With the extension of the legal retirement age to 60 starting next year, the government predicts that young people will have trouble finding entry-level jobs in the next three or four years.
“The number of people in their 20s and the university graduate population is increasing,” said Finance Minister Choi Kyung-hwan at a press conference with five other ministers on Monday. “When the retirement age is raised next year, it will become more difficult for them to find a new job.”
More than 40,000 new jobs for young people will be created in the public sector, including education, public health and childcare, Choi said.
In public education, the government will urge senior teachers at state-run elementary, middle and high schools to retire earlier than their legal retirement age of 62 so that more young people could be employed.
“Last year, the number of teachers who volunteered to retire earlier than their retirement age surged to more than 13,000 due to their fears of changes in the pension system,” an official from the Ministry of Strategy and Finance said by phone. “Many wanted to retire earlier to receive pensions under the current system.”
If teachers accept early retirement under the current pension system, they can receive a lump sum payment of 100 million won ($85,600) separate from their pensions, according to the ministry.
“But due to a budget shortage at local education offices, we couldn’t accept applications for early retirement last year,” the official said. “So starting this year, with the tax increases by local governments, we will accept more teachers retiring early.”
Asked if urging teachers to retire early is contrary to the government’s push for extending the retirement age to 60 in both the public and private sectors, he said, “The job market at schools is a different matter. We just accept people hoping for early retirement, we’re not pushing teachers to quit their jobs.”
In the private sector, companies will be given government subsidies if they hire one young employee as an entry-level worker, about 10 million won for small- and medium-size enterprises (SMEs) and 5 million won for conglomerates per worker.
To receive the subsidies, the companies must adopt the so-called “peak salary system,” that gradually cuts wages of employees in the years leading up to their retirement.
The subsidies are expected to create about 6,000 jobs for young people, the government said. About 12.3 billion won of the budget will be spent on the policy. They will be offered for the next three years.
The legal age defining “youth” will also be extended from the current 15 to 29 range to between 15 and 34 so that the government’s support will be extended to those who fail to find a job in their early 30s.
Specialized career training programs will also be introduced. Graduates from universities will be able to participate in training programs for special skills needed at conglomerates. If they complete a six-month course, they can get a job at an SME in partnership with the conglomerates.

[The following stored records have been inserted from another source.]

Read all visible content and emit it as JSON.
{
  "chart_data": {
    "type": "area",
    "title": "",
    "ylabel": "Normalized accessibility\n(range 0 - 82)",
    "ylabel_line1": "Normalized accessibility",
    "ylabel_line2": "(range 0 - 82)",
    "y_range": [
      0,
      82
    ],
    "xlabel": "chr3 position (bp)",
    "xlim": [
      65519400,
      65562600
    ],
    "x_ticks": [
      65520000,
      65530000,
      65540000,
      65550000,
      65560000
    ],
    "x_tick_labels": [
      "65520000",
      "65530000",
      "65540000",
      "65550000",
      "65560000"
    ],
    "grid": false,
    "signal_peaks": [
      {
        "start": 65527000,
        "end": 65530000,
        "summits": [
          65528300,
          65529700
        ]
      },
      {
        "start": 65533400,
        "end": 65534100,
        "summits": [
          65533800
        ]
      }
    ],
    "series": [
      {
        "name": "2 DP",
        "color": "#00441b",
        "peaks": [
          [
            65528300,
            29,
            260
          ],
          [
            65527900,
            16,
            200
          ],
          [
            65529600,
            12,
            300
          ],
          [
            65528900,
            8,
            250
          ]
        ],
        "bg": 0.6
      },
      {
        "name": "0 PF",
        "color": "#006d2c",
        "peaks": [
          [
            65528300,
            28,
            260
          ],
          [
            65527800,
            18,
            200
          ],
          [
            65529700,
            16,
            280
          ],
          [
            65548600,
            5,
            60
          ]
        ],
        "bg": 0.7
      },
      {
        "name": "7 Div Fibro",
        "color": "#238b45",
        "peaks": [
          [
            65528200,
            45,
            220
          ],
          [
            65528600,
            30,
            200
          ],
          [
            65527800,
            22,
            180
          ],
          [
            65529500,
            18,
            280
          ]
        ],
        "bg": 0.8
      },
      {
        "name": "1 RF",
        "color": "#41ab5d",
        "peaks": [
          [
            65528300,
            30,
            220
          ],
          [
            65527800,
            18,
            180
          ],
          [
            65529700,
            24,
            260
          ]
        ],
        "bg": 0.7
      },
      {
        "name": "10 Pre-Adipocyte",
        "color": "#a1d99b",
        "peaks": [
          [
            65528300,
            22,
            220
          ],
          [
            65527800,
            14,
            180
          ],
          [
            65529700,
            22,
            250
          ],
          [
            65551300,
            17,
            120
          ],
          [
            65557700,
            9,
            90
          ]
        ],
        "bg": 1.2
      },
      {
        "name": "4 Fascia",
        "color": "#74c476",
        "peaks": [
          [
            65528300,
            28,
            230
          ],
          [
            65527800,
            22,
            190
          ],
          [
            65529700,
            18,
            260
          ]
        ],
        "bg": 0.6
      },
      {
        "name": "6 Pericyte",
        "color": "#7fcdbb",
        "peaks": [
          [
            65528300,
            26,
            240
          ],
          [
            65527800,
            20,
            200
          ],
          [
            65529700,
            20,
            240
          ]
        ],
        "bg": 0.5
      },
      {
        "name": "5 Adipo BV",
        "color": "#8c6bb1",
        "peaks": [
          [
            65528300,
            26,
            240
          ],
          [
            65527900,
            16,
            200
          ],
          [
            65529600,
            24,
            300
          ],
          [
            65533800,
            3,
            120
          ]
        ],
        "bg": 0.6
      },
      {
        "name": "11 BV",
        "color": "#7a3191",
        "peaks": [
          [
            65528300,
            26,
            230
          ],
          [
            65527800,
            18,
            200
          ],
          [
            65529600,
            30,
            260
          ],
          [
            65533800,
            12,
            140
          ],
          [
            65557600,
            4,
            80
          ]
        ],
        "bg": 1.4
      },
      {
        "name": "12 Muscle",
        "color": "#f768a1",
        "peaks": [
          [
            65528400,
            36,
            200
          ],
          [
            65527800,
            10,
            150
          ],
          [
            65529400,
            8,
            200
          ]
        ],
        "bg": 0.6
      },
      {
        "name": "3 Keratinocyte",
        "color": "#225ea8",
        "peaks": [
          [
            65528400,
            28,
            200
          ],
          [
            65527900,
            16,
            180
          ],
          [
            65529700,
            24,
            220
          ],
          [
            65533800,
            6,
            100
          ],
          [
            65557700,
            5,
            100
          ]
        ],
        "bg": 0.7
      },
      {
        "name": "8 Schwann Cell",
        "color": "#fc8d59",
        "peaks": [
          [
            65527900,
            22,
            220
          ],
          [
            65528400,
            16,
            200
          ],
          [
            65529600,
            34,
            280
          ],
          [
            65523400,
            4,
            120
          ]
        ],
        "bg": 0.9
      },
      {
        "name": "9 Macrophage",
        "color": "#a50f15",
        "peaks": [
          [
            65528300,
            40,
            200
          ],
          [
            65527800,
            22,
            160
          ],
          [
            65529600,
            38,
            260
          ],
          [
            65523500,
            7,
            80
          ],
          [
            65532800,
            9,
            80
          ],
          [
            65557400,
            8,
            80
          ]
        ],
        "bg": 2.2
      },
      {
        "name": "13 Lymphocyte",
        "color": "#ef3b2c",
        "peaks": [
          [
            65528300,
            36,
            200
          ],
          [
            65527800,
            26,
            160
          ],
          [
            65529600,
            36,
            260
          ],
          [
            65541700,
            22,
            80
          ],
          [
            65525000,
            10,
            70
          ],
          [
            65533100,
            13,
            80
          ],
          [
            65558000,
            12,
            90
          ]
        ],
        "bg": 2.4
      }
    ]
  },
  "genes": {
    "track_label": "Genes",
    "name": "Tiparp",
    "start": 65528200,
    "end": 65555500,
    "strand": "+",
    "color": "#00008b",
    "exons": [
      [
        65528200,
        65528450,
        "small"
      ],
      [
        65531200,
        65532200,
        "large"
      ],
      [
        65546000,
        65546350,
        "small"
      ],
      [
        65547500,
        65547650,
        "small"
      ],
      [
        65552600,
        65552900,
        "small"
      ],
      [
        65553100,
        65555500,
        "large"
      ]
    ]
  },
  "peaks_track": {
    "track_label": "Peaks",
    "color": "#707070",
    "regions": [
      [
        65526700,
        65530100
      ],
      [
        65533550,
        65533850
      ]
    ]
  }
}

The program is expected to create at least 55,000 jobs in total over the next two years, if the top 30 conglomerates participate.
About 4,900 new part-time jobs and 12,716 jobs for teachers at day care centers will also be added.
Ten thousand more nurse positions will also be opened up between 2015 and 2017, according to the ministry.
However, businessmen said the measures would not encourage private companies to increase employment.
“No matter how much the government offers in tax benefits or subsidies, we can’t hire 200 people for work that 100 people can finish,” said a manager of a local company.
An HR manager at a retail company said, “Just demanding companies hire people won’t do much. The government should push forward fundamental reforms in the labor market.”
Some managers of SMEs complained that the measures weren’t likely to help.
“The reason the SMEs don’t hire more people is not because we don’t have money,” said the head of one small company. “It’s because young people don’t apply to us. That’s the problem that the government should resolve.”